Griechenland – Die demografische Krise in Griechenland verschärft sich im Jahr 2026 massiv. Aktuelle Daten aus den ersten Monaten des Jahres zeigen eine alarmierende Entwicklung: Die Zahl der Todesfälle ist fast doppelt so hoch wie die der Neugeborenen. Besonders die ländlichen und abgelegenen Regionen des Landes stehen vor einer beispiellosen Bevölkerungsschrumpfung, die tiefgreifende Auswirkungen auf die gesellschaftliche Struktur hat.
Die nationale Demografie befindet sich in einer Abwärtsspirale. Die Lücke zwischen Geburten und Sterbefällen wächst kontinuierlich weiter, was die Alterung der Gesellschaft beschleunigt und ganze Gebiete vor existenzielle Herausforderungen stellt.
Das Wichtigste auf einen Blick
- Im Jahr 2026 verzeichnet das Land doppelt so viele Todesfälle wie Geburten.
- Die Zahl der jährlichen Geburten fiel von 145.000 in den 1960er Jahren auf heute rund 65.000.
- Die durchschnittliche Kinderzahl pro Familie liegt mittlerweile bei etwa 1,5.
- Besonders kleine kommunale Einheiten und Bergregionen sind stark vom Bevölkerungsschwund betroffen.
Historischer Tiefstand und schrumpfende Bevölkerung
Der Direktor des Instituts für demografische Forschung und Studien, Vyron Kotzamanis, erläuterte gegenüber dem staatlichen Sender ERTnews die Dimension der aktuellen Krise. “Wir haben ein erhebliches Problem auf nationaler Ebene, das auf lokaler Ebene noch deutlicher wird”, betonte der Experte. Dies gelte insbesondere für die bergigen und halbbergigen Gebiete Griechenlands. Das Problem sei tiefgreifend und chronisch. Die Lage bleibt ernst.
Ein wesentlicher Faktor für diese Entwicklung ist laut den Experten nicht nur die abnehmende Bereitschaft von Paaren, Kinder zu bekommen. Vielmehr schrumpft auch die absolute Zahl der Menschen, die sich überhaupt im gebärfähigen Alter befinden, kontinuierlich. Diese doppelte Belastung treibt die Negativstatistik weiter an.

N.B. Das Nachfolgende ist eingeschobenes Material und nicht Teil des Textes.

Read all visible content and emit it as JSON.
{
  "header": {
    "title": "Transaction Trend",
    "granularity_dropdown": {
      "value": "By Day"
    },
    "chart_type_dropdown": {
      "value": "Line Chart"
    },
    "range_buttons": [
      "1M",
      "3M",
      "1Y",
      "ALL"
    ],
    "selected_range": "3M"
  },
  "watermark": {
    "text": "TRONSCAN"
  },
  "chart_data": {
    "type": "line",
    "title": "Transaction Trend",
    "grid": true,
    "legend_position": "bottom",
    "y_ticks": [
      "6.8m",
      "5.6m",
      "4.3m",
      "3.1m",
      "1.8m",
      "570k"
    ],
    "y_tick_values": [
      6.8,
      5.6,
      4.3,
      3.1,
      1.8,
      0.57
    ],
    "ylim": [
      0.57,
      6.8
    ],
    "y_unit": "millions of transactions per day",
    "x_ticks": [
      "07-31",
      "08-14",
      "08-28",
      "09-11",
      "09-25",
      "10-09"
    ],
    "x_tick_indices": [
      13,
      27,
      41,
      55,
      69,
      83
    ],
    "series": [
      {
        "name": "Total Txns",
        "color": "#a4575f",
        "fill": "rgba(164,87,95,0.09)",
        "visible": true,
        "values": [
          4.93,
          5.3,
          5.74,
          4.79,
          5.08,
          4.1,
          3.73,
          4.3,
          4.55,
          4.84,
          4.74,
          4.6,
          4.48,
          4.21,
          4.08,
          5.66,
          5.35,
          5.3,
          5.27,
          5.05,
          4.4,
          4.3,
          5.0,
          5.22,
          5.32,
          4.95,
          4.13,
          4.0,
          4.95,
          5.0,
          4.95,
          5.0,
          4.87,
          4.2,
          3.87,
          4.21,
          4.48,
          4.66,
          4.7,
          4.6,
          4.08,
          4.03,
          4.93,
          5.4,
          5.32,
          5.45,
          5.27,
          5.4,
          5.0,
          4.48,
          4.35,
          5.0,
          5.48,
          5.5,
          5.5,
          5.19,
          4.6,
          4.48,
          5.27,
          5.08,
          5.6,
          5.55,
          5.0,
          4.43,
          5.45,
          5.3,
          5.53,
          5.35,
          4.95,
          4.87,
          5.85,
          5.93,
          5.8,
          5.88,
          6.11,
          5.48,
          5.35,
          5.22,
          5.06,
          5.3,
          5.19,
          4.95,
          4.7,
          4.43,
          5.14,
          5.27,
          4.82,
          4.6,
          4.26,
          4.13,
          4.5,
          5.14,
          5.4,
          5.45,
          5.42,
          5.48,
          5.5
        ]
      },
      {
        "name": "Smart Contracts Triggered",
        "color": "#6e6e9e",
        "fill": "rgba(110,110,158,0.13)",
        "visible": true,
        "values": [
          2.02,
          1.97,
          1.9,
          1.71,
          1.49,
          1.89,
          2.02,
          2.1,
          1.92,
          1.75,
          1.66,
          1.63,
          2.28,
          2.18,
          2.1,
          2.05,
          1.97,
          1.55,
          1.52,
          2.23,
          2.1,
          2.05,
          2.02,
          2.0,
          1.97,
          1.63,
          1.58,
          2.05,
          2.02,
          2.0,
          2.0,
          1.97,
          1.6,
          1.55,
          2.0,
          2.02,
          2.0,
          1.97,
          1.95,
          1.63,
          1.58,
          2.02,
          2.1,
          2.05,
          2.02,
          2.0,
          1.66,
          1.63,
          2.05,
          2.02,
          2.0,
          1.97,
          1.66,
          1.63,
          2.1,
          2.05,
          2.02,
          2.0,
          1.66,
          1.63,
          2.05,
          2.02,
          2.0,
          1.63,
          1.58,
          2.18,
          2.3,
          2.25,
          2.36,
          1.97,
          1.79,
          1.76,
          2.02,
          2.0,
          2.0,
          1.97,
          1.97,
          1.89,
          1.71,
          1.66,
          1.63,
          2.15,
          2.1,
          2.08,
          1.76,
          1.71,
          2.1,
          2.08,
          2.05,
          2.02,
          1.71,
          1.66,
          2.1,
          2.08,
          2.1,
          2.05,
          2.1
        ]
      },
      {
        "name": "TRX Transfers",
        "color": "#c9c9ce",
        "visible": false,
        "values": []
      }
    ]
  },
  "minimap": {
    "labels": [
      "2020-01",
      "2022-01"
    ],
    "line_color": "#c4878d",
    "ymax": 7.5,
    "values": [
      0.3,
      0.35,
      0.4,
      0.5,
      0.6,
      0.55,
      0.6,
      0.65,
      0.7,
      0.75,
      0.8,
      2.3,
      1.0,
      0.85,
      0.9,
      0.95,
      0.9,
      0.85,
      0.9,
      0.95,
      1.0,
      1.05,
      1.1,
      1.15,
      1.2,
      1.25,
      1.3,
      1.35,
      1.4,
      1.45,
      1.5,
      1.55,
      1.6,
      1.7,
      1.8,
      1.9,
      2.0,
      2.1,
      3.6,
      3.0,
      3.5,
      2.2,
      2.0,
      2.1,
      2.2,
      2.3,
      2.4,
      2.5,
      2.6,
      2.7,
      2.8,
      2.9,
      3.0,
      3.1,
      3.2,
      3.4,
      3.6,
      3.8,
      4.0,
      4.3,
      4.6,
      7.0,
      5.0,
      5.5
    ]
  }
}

Die historischen Zahlen verdeutlichen den drastischen Wandel der griechischen Gesellschaft. Während in den 1960er und 1970er Jahren noch rund 145.000 Geburten pro Jahr registriert wurden, liegt diese Zahl heute bei nur noch etwa 65.000 Geburten. Dieser massive Einbruch begann bereits in den 1980er Jahren und setzt sich seitdem unaufhaltsam fort.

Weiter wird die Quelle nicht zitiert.